On retrouvera la montagne Sainte-Victoire dans la salle consacrée à « Samuel Courtauld, collectionneur de dessins », sur une aquarelle japonisante à peine esquissée, sans oublier des pommes bien sûr. Magnifique fusain, craie et pastel signé Degas, « Femme se coiffant » (vers 1884), vue de dos, bras levés, les mains retouchant sa coiffure, le buste en noir surgissant comme une flamme des plis clairs de la robe.
Puis on croisera Gauguin avec notamment « Nevermore » (1897), et son ami Van Gogh à l’« Autoportrait à l’oreille bandée » (peint à Arles en 1889), un des 35 autoportraits, celui-là faisant suite à la blessure que l’artiste s’était infligé après une dispute avec son copain Gauguin nous dit-on.
L’étourdissante visite se termine par un merveilleux bonus, dix des aquarelles de Turner acquises par Stephen, le frère de Samuel, permettant de suivre l’évolution de l’artiste au cours de sa vie entière, pour finir par ces deux esquisses quasi expérimentales de la côte de Margate (vers 1840).
L’exposition se veut aussi une réhabilitation de l’industriel collectionneur Samuel Courtauld, descendant d’une famille huguenote de l’ile d’Oléron émigrée à Londres au XVIIème siècle, après la révocation de l’Édit de Nantes. Ces immigrés industrieux passeront de l’orfèvrerie à l’invention de la viscose, qui fera leur fortune au début du XXème siècle. Samuel présidera l’entreprise de 1921 à 1946, et ce serait au cours de son voyage de noces avec Elizabeth à Florence, en 1901, que le couple aurait senti s’éveiller sa fibre collectionneuse, essentiellement concrétisée entre 1923 et 1926. Les Courtauld s’entourent alors des meilleurs connaisseurs en Angleterre, où les impressionnistes étaient encore peu appréciés paraît-il, et fréquenteront les grands marchands comme Ambroise Vollard, Paul Rosenberg et compagnie à Paris.
Même s’ils n’ont pas grand-chose à voir l’un avec l’autre, on imagine facilement que Bernard Arnault (patron de Vuitton ndlr) puisse s’identifier à ce prestigieux confrère (voir la préface du catalogue), d’autant qu’il nous présente, dans une exposition parallèle, une partie de sa propre collection d’art moderne.

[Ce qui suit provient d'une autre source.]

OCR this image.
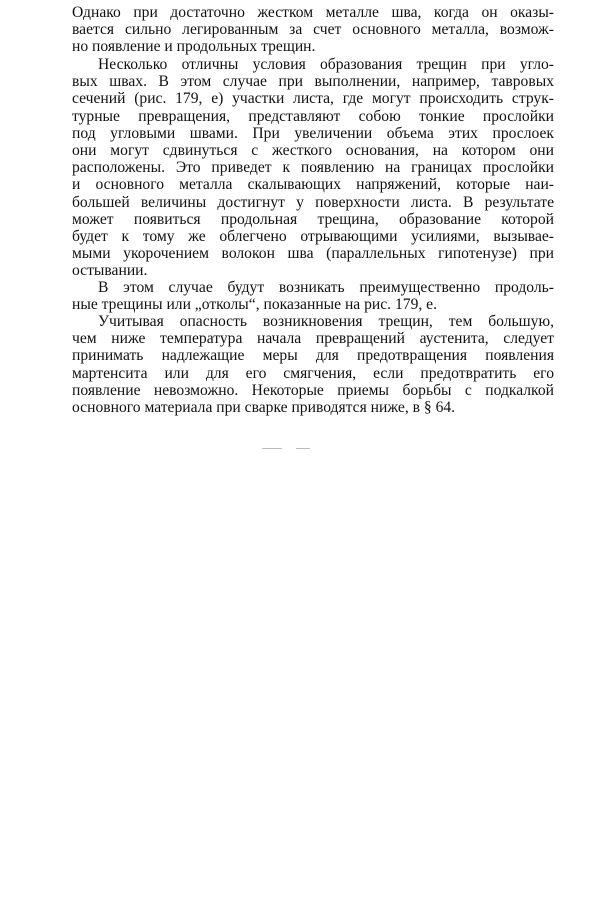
Однако при достаточно жестком металле шва, когда он оказы-
вается сильно легированным за счет основного металла, возмож-
но появление и продольных трещин.
Несколько отличны условия образования трещин при угло-
вых швах. В этом случае при выполнении, например, тавровых
сечений (рис. 179, е) участки листа, где могут происходить струк-
турные превращения, представляют собою тонкие прослойки
под угловыми швами. При увеличении объема этих прослоек
они могут сдвинуться с жесткого основания, на котором они
расположены. Это приведет к появлению на границах прослойки
и основного металла скалывающих напряжений, которые наи-
большей величины достигнут у поверхности листа. В результате
может появиться продольная трещина, образование которой
будет к тому же облегчено отрывающими усилиями, вызывае-
мыми укорочением волокон шва (параллельных гипотенузе) при
остывании.
В этом случае будут возникать преимущественно продоль-
ные трещины или „отколы“, показанные на рис. 179, е.
Учитывая опасность возникновения трещин, тем большую,
чем ниже температура начала превращений аустенита, следует
принимать надлежащие меры для предотвращения появления
мартенсита или для его смягчения, если предотвратить его
появление невозможно. Некоторые приемы борьбы с подкалкой
основного материала при сварке приводятся ниже, в § 64.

Le choc est assez rude lorsqu’on aborde en deuxième partie cet univers contemporain, allant de 1960 à nos jours. Heureusement, nous sommes accueillis par les grandes toiles aux couleurs exubérantes de Joan Mitchell (années 1980), puis le parcours nous mène de salle en salle dans une sorte de défense et illustration de la plupart des noms les plus connus, tenants essentiellement de l’abstraction. J’ai remarqué un très beau Soulages, ainsi que plusieurs Gerhard Richter (2007) très colorés (image ci-dessus).

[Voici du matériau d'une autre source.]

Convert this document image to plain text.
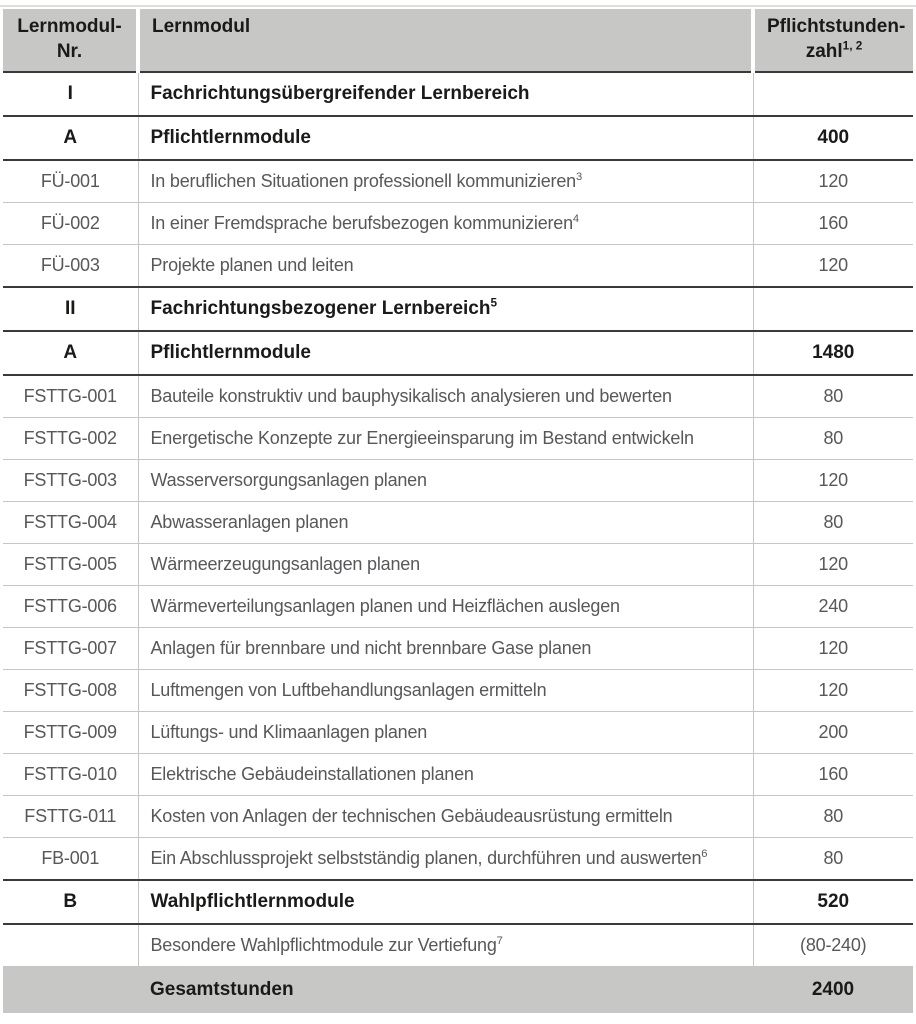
Lernmodul-
Nr.	Lernmodul	Pflichtstunden-
zahl$^{1, 2}$
I	Fachrichtungsübergreifender Lernbereich	
A	Pflichtlernmodule	400
FÜ-001	In beruflichen Situationen professionell kommunizieren$^3$	120
FÜ-002	In einer Fremdsprache berufsbezogen kommunizieren$^4$	160
FÜ-003	Projekte planen und leiten	120
II	Fachrichtungsbezogener Lernbereich$^5$	
A	Pflichtlernmodule	1480
FSTTG-001	Bauteile konstruktiv und bauphysikalisch analysieren und bewerten	80
FSTTG-002	Energetische Konzepte zur Energieeinsparung im Bestand entwickeln	80
FSTTG-003	Wasserversorgungsanlagen planen	120
FSTTG-004	Abwasseranlagen planen	80
FSTTG-005	Wärmeerzeugungsanlagen planen	120
FSTTG-006	Wärmeverteilungsanlagen planen und Heizflächen auslegen	240
FSTTG-007	Anlagen für brennbare und nicht brennbare Gase planen	120
FSTTG-008	Luftmengen von Luftbehandlungsanlagen ermitteln	120
FSTTG-009	Lüftungs- und Klimaanlagen planen	200
FSTTG-010	Elektrische Gebäudeinstallationen planen	160
FSTTG-011	Kosten von Anlagen der technischen Gebäudeausrüstung ermitteln	80
FB-001	Ein Abschlussprojekt selbstständig planen, durchführen und auswerten$^6$	80
B	Wahlpflichtlernmodule	520
	Besondere Wahlpflichtmodule zur Vertiefung$^7$	(80-240)
	Gesamtstunden	2400
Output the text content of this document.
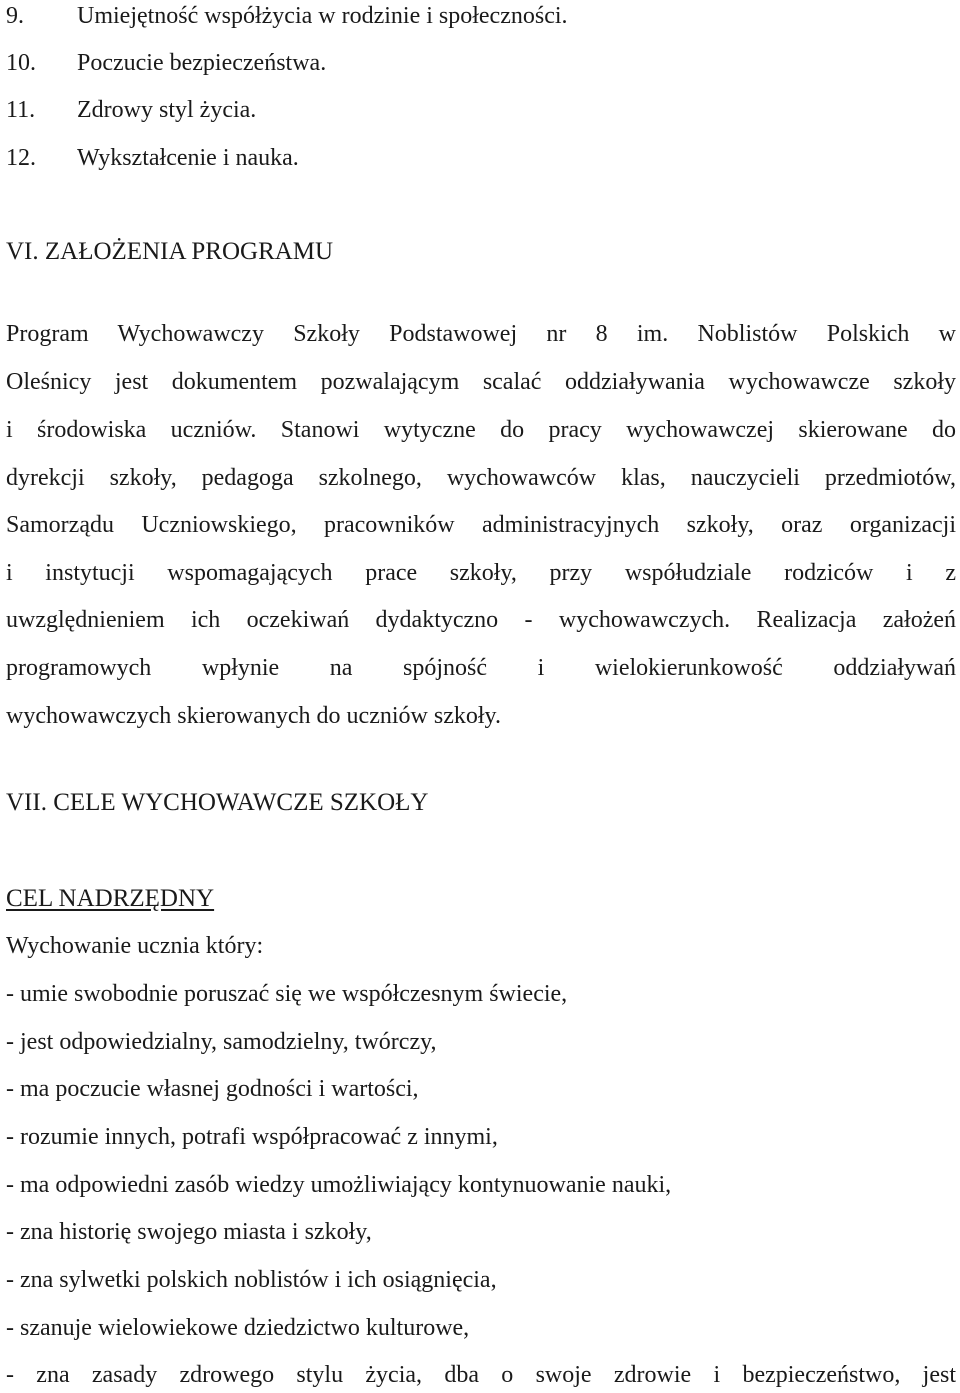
9. Umiejętność współżycia w rodzinie i społeczności.
10. Poczucie bezpieczeństwa.
11. Zdrowy styl życia.
12. Wykształcenie i nauka.
VI. ZAŁOŻENIA PROGRAMU
Program Wychowawczy Szkoły Podstawowej nr 8 im. Noblistów Polskich w
Oleśnicy jest dokumentem pozwalającym scalać oddziaływania wychowawcze szkoły
i środowiska uczniów. Stanowi wytyczne do pracy wychowawczej skierowane do
dyrekcji szkoły, pedagoga szkolnego, wychowawców klas, nauczycieli przedmiotów,
Samorządu Uczniowskiego, pracowników administracyjnych szkoły, oraz organizacji
i instytucji wspomagających prace szkoły, przy współudziale rodziców i z
uwzględnieniem ich oczekiwań dydaktyczno - wychowawczych. Realizacja założeń
programowych wpłynie na spójność i wielokierunkowość oddziaływań
wychowawczych skierowanych do uczniów szkoły.
VII. CELE WYCHOWAWCZE SZKOŁY
CEL NADRZĘDNY
Wychowanie ucznia który:
- umie swobodnie poruszać się we współczesnym świecie,
- jest odpowiedzialny, samodzielny, twórczy,
- ma poczucie własnej godności i wartości,
- rozumie innych, potrafi współpracować z innymi,
- ma odpowiedni zasób wiedzy umożliwiający kontynuowanie nauki,
- zna historię swojego miasta i szkoły,
- zna sylwetki polskich noblistów i ich osiągnięcia,
- szanuje wielowiekowe dziedzictwo kulturowe,
- zna zasady zdrowego stylu życia, dba o swoje zdrowie i bezpieczeństwo, jest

Signalons, en modeste contrepoint aux fastes impressionnistes et post-impressionnistes de la fondation Vuitton, l’exposition thématique présentée au Musée d’Orsay autour du «Talisman» de Paul Sérusier (ci-dessous). Cette petite huile sur bois de 27 sur 21,5 cm, dite aussi «Paysage au Bois d’Amour», datant de 1888, constitue selon les experts une étape décisive.
Il s’agit d’une petite étude devenue mythique, exécutée « sous la direction de Gauguin », comme il est écrit au revers du tableau. Lorsque son auteur la présentera à ses compagnons de route, les Nabis (« prophètes » en hébreu), ces derniers en feront leur « talisman », saluant une nouvelle ère de la peinture, résumée ainsi par Maurice Denis en 1903 : « Ainsi nous fut présenté pour la première fois, sous une forme paradoxale, inoubliable, le fertile concept de la surface plane recouverte de couleurs en un certain ordre assemblées ».
La petite huile inachevée, faite d’à plats de couleurs, allait ouvrir les nouveaux chemins de la peinture. De précieux exemples signés Vuillard, Maurice Denis, Bonnard et autres nous en sont donnés.
Lise Bloch-Morhange
« Le « Talisman » de Paul Sérusier, Musée d’Orsay, jusqu’au 2 juin 2019
Chère Lise, « une dispute avec son copain Gauguin » voulez-vous dire j’imagine.
Of course Isabelle! Merci!
C’est corrigé, merci. PHB
C’est bientôt Roland Garros, chère Lise… Je sais ce que vous en pensez et je pense comme vous… Or, donc, voyant ce que le bon Monsieur A. a fait, avec encore la bienveillance de la bonne maire de Paris, du musée des traditions populaires, je me suis interdit d’aller à ce musée qui mange en outre un quart du Jardin d’acclimatation (les attractions gratuites bien sûr).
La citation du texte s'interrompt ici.